Por Tyler Arnold
Washington, D.C. Newsroom, Sep 1, 2024 / 07:00 am
La Conferencia Episcopal de Estados Unidos (USCCB) instó a los fieles a comprometerse a "construir juntos una sociedad que honre la dignidad humana de todos los que trabajan" en una declaración publicada antes del Día del Trabajo.
"Creemos en la dignidad del trabajo precisamente porque cada uno de nuestros hermanos y hermanas es un hijo amado de Dios, hecho a su imagen y semejanza, e imbuido de una dignidad inherente", decía la declaración.
El mensaje fue firmado por el arzobispo Borys Gudziak, que dirige el Comité de Justicia Doméstica y Desarrollo Humano de la USCCB, así como por el obispo Mark J. Seitz, que dirige el comité de migración de los obispos.
"El trabajo digno refleja que nuestra humanidad nos da un papel activo que desempeñar en el cultivo del mundo que nos rodea", decía la declaración. "A través del trabajo, ejercemos dominio sobre la forma en que proveemos las necesidades materiales para nosotros y nuestras familias. Dios desea que no nos limitemos a sobrevivir, sino que prosperemos"
La declaración hace referencia al Evangelio de Mateo y señala que en la Biblia "vemos una y otra vez cómo Dios nos muestra que debemos cuidar de los que son vulnerables y honrar el carácter sagrado de cada persona, independientemente de sus circunstancias en la vida"
Los obispos se refirieron a la parábola de los trabajadores de la viña en Mateo 20:1-16. En el pasaje, Cristo cuenta la historia de los trabajadores de la viña en el Evangelio de Mateo.
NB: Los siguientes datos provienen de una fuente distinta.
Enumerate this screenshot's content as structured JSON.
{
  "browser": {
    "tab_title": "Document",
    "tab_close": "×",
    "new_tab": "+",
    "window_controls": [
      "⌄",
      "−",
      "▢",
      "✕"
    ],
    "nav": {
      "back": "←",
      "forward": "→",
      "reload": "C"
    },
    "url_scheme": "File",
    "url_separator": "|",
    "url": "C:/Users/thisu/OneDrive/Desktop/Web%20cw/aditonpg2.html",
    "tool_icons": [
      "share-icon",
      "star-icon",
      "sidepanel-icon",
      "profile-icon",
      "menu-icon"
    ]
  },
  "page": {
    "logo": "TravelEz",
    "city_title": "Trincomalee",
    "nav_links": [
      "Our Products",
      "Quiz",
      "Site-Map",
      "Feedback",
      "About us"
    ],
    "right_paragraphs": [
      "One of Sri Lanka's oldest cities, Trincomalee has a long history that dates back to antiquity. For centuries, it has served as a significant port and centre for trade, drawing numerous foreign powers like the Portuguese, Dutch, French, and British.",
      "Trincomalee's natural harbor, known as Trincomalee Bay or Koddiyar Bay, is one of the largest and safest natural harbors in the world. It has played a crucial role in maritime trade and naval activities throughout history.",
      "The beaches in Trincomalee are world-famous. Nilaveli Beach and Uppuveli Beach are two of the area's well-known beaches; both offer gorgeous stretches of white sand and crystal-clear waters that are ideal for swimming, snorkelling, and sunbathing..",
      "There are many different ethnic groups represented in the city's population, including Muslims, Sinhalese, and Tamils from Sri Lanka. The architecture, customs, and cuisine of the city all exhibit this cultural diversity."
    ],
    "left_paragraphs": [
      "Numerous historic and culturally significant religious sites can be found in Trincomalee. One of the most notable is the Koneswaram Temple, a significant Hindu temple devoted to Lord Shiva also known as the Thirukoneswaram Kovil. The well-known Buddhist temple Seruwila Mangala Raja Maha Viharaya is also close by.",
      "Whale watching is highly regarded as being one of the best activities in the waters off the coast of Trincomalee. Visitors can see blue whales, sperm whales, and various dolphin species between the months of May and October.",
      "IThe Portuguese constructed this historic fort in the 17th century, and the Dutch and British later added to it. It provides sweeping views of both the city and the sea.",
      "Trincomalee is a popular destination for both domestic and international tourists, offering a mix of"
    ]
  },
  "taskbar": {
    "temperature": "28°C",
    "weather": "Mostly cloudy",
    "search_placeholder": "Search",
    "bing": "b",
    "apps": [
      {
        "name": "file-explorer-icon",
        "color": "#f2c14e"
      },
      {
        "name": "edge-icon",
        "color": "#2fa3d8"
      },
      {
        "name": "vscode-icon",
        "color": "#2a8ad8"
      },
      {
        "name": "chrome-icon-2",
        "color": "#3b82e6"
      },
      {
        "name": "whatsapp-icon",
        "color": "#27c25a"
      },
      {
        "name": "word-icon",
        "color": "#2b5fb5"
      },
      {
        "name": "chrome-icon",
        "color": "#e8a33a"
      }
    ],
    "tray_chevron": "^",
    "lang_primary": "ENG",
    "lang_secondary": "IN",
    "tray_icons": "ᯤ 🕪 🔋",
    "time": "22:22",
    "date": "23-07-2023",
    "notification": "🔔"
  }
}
En el pasaje, Cristo cuenta la historia de un amo que da a los jornaleros "lo que es justo" por el trabajo, independientemente del tiempo que hayan trabajado.
Los obispos dijeron que el amo de la parábola de Cristo eligió hacerlo así "porque desea que todos tengamos los recursos para prosperar"."
"La Iglesia ofrece una visión para el futuro que no requiere que nuestra sociedad elija entre una economía próspera, la justicia económica, condiciones dignas para todos los trabajadores y la salvaguarda de los más vulnerables entre nosotros", dijeron los obispos.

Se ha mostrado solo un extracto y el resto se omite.